Changing the tax status of your LLC isn’t extremely complicated, but accounting fees add up. After you do a Subchapter S election, you must start filing your business taxes on Form 1120S with the IRS. Your state may have its own tax forms, or you may need to pay a franchise tax even if you live in a state that does not have income taxes.
You will also need to file payroll taxes every quarter on yourself and any non-owner employees of your business. Accounting fees will typically be at least $1,000 and up to $2,500 a year for businesses that have gross earnings of up to $1,000,000.
Tax planning and representation before the IRS and your state’s tax agencies may be a substantial expense. Usually, you will save money by getting good tax guidance, but this guidance will not come cheap.
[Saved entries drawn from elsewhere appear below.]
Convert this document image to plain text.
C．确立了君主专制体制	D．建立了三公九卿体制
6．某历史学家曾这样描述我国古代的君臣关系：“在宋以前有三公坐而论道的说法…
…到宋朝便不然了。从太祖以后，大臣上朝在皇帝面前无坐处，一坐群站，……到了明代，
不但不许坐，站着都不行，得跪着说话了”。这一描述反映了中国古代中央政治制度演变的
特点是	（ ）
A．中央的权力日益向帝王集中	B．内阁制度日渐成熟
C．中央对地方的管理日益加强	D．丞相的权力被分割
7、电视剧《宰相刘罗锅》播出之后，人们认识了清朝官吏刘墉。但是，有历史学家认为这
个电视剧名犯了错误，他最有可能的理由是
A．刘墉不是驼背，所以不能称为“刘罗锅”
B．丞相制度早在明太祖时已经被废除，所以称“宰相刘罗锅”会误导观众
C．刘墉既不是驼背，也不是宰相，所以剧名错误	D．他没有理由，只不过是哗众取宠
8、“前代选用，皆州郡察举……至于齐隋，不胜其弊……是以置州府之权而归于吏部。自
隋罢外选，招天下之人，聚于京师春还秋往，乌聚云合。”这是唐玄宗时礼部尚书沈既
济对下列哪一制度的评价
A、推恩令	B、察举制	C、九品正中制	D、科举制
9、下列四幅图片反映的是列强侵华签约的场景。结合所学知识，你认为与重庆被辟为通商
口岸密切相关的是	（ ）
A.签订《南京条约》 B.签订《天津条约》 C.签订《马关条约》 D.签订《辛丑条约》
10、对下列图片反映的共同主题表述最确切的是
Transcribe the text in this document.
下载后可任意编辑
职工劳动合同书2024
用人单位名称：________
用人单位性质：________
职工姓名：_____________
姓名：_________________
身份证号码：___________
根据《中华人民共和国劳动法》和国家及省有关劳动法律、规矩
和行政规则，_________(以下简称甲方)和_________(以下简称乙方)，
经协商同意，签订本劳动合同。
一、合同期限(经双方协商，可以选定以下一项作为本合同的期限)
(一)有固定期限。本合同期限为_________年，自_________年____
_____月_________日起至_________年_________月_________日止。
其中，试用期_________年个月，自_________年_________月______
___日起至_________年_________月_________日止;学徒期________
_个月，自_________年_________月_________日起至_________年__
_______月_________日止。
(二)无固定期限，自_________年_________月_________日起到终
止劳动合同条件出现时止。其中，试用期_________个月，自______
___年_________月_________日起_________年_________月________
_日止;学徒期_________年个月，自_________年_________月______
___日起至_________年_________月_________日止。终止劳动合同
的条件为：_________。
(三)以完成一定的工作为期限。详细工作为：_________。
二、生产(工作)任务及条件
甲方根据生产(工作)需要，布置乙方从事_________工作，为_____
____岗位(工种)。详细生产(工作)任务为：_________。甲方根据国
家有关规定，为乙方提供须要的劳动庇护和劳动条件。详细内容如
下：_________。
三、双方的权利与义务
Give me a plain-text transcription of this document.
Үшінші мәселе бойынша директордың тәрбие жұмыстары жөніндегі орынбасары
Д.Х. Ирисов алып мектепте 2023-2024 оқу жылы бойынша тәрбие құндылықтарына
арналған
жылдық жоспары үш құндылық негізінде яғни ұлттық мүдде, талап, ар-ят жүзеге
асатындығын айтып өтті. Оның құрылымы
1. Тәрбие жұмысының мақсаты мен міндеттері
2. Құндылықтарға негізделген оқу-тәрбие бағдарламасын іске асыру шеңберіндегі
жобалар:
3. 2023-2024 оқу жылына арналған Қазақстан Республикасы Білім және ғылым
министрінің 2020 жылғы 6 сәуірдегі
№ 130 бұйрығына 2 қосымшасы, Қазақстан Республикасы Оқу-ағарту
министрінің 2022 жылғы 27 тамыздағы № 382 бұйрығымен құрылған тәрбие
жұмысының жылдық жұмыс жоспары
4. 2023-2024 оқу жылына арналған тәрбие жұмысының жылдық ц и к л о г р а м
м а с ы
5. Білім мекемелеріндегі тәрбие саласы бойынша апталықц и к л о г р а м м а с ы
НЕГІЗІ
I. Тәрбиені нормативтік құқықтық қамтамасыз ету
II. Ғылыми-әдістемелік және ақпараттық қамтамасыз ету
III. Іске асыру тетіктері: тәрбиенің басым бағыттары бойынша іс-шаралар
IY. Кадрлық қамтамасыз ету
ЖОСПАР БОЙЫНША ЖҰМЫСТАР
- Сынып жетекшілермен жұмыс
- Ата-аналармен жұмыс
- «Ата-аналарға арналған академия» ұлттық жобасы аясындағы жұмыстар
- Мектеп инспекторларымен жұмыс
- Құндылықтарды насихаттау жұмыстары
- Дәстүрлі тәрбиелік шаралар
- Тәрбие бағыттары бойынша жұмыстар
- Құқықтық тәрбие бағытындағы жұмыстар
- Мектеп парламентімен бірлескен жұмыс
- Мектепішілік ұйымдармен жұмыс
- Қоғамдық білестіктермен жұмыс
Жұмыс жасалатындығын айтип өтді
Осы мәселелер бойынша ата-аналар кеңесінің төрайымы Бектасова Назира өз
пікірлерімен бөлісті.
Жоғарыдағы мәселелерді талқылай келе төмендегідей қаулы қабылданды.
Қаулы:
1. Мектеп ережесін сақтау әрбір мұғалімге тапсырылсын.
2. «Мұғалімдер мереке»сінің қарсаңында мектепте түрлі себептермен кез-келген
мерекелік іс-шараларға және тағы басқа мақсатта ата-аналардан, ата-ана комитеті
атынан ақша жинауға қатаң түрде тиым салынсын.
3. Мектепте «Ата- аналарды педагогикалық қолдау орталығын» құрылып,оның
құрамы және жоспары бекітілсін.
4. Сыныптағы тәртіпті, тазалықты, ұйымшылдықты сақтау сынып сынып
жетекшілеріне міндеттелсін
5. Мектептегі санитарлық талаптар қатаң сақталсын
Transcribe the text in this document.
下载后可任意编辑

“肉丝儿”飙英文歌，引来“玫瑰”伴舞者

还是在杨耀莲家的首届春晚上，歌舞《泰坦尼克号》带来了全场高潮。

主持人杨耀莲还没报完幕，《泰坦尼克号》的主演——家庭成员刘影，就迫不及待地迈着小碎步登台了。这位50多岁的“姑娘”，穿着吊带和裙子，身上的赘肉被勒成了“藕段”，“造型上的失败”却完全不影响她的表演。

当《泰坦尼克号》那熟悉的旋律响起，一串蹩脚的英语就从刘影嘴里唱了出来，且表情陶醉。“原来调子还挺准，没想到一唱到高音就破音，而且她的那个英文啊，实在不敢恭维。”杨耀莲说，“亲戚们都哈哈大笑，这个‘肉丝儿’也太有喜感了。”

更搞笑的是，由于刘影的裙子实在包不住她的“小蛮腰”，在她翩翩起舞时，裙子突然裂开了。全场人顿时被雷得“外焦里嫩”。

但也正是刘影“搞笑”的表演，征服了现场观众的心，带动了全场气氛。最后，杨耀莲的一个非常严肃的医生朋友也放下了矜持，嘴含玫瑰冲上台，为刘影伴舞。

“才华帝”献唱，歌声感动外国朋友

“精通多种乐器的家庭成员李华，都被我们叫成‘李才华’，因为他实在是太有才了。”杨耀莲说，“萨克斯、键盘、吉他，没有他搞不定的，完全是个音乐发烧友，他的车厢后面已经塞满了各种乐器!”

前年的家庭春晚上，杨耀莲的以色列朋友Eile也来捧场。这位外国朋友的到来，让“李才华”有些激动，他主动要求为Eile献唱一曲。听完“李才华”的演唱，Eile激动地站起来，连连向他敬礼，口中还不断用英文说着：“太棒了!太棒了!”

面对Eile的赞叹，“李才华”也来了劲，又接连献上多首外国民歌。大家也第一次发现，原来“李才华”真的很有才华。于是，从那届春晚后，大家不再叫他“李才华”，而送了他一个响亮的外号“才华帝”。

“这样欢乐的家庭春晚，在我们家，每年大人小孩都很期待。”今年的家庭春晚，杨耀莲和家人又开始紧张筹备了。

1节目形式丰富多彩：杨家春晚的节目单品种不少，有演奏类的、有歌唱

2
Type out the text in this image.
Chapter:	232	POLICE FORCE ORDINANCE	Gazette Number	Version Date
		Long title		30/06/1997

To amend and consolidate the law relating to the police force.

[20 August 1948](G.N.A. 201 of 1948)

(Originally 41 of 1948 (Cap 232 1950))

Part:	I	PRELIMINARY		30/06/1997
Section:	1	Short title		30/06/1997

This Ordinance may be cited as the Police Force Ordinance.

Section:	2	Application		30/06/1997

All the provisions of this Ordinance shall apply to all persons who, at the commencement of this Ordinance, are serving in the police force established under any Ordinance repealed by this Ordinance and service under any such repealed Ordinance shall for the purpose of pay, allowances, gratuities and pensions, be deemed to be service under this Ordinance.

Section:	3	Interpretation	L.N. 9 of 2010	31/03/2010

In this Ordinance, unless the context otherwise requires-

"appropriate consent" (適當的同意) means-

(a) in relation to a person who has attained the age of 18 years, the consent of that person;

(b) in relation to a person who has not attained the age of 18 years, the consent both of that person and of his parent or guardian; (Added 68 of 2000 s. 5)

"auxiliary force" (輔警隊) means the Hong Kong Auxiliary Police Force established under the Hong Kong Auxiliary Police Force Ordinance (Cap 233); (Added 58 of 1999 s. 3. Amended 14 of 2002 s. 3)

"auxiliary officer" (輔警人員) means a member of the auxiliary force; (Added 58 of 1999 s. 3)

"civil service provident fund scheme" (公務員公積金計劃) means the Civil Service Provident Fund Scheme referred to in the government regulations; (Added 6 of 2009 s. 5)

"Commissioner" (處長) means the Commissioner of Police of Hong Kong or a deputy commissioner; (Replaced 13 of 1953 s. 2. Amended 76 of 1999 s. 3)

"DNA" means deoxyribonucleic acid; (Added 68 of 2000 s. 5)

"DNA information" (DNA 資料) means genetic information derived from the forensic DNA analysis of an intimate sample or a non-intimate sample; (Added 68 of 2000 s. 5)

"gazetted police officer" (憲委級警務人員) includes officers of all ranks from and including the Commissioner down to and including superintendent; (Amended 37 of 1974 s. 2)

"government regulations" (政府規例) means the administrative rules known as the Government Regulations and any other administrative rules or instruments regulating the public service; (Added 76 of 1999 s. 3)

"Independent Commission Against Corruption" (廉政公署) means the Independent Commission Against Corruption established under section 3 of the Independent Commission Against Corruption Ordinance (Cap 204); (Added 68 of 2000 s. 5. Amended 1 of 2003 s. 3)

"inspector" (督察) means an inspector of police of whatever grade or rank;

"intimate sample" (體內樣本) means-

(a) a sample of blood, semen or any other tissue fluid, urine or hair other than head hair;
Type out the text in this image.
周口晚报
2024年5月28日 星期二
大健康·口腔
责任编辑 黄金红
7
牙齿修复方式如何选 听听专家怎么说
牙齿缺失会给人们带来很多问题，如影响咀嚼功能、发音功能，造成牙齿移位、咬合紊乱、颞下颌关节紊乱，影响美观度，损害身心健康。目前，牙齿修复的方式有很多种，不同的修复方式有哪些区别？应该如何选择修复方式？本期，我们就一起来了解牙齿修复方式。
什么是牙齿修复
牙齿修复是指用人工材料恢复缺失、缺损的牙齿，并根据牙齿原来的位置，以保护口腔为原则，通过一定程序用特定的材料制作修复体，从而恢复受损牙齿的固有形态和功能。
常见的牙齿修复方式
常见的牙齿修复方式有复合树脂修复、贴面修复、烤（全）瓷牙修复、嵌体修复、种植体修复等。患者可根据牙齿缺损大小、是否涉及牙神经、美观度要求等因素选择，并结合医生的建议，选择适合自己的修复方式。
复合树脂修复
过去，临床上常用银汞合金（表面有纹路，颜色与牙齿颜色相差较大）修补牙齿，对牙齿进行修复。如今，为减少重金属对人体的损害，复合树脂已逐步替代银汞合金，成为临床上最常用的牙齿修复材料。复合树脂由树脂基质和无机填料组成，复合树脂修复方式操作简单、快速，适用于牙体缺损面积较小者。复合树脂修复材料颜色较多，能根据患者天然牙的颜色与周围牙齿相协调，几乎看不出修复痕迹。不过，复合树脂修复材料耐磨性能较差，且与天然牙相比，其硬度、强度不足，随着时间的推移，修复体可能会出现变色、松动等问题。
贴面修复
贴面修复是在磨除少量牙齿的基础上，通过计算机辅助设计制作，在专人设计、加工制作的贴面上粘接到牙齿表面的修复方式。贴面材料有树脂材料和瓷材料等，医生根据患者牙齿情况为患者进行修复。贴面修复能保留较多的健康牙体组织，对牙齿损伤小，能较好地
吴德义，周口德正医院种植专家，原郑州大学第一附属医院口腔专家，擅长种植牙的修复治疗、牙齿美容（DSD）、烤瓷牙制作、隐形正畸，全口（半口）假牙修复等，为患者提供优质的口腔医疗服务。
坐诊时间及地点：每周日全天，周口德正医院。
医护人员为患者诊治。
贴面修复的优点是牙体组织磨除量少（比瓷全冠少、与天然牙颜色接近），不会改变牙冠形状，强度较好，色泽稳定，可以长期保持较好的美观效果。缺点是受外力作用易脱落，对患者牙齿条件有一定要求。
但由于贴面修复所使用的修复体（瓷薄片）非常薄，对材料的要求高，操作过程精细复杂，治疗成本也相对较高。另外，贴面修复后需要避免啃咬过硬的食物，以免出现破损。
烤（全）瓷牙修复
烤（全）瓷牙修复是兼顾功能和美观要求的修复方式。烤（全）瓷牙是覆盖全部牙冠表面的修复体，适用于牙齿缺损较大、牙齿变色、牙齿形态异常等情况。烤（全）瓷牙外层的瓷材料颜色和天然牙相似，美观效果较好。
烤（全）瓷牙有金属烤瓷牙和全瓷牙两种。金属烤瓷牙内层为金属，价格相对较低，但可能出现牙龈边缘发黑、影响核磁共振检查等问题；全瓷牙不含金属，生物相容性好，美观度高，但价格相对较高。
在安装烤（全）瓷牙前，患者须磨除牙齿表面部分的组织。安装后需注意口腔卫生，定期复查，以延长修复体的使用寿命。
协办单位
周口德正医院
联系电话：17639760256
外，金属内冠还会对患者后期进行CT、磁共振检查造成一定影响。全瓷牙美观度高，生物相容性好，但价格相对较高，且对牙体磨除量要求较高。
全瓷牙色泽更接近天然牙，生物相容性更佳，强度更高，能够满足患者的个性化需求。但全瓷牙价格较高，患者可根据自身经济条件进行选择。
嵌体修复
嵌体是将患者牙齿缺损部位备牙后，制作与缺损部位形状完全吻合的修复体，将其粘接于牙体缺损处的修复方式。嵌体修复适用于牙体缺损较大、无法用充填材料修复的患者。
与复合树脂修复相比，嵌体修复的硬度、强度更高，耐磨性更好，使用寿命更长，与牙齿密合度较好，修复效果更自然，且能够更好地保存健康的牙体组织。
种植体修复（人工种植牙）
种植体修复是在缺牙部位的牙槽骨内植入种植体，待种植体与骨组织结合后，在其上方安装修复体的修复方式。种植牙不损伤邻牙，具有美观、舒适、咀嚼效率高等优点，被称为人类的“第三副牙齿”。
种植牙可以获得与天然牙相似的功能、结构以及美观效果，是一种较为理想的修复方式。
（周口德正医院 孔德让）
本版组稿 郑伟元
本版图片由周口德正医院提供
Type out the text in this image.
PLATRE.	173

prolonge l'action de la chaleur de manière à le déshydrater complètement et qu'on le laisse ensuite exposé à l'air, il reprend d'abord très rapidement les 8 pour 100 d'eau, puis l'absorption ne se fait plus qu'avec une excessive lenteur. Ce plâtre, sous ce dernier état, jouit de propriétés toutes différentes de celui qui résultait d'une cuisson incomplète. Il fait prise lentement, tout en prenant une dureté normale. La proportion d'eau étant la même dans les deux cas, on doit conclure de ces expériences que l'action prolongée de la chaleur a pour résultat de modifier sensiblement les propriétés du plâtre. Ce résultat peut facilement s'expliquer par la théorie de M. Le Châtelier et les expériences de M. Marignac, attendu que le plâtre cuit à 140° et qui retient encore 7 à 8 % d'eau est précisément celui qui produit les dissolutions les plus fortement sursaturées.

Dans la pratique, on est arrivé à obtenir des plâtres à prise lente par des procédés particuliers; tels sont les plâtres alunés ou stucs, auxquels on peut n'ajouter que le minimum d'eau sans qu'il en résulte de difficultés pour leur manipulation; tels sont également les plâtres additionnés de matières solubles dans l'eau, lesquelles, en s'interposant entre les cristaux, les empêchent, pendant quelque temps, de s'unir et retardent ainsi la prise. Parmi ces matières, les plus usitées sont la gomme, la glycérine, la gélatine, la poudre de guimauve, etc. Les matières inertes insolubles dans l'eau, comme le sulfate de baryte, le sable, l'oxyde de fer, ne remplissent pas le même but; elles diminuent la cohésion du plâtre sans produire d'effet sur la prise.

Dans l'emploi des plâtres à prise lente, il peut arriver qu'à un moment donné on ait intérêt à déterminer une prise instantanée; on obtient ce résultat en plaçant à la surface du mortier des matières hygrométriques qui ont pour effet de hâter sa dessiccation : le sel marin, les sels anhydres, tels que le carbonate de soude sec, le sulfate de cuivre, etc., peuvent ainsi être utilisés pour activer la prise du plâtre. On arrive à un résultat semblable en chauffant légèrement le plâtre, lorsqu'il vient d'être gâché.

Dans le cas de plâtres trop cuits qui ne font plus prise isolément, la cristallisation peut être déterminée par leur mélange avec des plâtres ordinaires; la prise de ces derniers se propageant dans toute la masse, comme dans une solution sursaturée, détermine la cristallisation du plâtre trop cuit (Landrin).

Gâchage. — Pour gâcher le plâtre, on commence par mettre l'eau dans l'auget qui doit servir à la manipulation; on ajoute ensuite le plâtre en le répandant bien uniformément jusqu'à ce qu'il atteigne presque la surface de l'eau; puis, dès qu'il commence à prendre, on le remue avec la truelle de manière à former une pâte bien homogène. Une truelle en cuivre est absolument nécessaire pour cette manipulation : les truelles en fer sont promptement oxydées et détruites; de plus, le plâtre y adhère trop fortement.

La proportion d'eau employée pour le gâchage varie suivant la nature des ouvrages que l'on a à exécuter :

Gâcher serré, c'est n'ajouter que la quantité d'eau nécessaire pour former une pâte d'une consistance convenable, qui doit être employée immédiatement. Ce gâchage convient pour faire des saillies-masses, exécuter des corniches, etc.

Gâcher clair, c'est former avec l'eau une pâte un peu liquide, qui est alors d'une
As an employer of yourself, you may have to comply with federal and state regulations on employers. This means you may have to meet OSHA regulations or state safety regulations that do not apply to sole proprietors. You may have to display posters in your workplace, even in your home, or give yourself an annual hour of safety training. You may have to document your own immigration status with Form I-9.
The benefits of having your LLC treated as a corporation usually greatly outweigh any additional accounting and compliance costs. There is another tax benefit that every LLC owner can claim even without electing to change tax treatment.
One more tax advantage for LLCs
One more major tax benefit is the Tax Cuts and Jobs Act of 2017. This gave sole proprietors, owners of LLCs, and owners of C and S corps a deduction of up to 20 percent of net “qualified business income.” It’s “below the line” deduction that you take on your personal Form 2040 after you have computed the profit and loss of your business. For many small business owners, it is like getting a second standard deduction.
You can’t get this deduction on income from your C corporation or income from your LLC if you have filed Form 8832 for your LLC to be treated as a C corporation. Additionally, you can get this deduction if you filed Form 2553 to have your LLC treated as an S corporation.
Another way to get this deduction is if you have not filed either election with the IRS. Compute your deduction on Form 8995 or Form 8995-A and attach the form to your tax return. Claim this deduction on line 10 of Form 1040.